Unfortunately, proving each and every part of the system is so complex and time-consuming that it’s usually done only for the most critical parts of the software, like an operating system kernel, crypto algorithms, and in some cases, standard library of the language.
For a long time, it was a killer feature of functional programming languages like Haskell to formally prove the code, whereas traditional imperative programming languages remain mostly unprovable, due to extensive use of shared mutability, unsafe pointer arithmetic, and uncontrolled side effects. But Rust can change that, despite being an imperative language, it's still on its way to being formally proven.
Ralf Jung et al. from the RustBelt project already published some papers that prove that declared fundamental invariants of the Rust language do indeed hold in some important primitives of the standard library.
The thing is, for performance reasons, the Rust standard library contains a lot of potentially unsafe code and raw pointer arithmetic.
In order to prove the correctness of the standard library, Ralf Jung with colleagues designed an approach to unsafety using separation logic and their own calculus that they called λrust. Using that calculus they are trying to prove that standard library primitives and containers work as intended and that they do not violate the fundamental invariants of Rust. As a byproduct, they had even found a couple of bugs in the synchronization primitives, such as MutexGuard and Arc.

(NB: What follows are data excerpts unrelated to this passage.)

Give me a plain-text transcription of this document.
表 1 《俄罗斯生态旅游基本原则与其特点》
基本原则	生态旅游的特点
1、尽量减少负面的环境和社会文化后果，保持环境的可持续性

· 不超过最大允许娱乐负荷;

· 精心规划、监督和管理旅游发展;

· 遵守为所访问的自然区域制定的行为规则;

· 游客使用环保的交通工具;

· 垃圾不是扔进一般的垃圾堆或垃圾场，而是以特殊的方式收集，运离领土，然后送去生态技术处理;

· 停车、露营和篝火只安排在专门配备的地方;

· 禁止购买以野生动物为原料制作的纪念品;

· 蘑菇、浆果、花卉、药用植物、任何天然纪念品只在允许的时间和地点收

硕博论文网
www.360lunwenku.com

But that work is far from completion. As the author points out:
We have proven far from everything in libstd. That would need way more manpower than we can muster. Instead, we have focused on the libstd primitives that seemed most interesting, and that seemed to stress the type system the most. That’s mostly around interior mutability. As such, we have verified Cell, RefCell, Rc, Mutex, RwLock, Arc and some more individual methods listed in the blog post on the paper.
We hope that someday we’ll be able to bring the same level of correctness proofs to the code written at Parity Technologies.
Combined with its level of control, ability to catch memory and concurrency issues, Rust is becoming one of the most advanced mainstream general purpose languages that may be successfully used to write robust, secure, and efficient programs.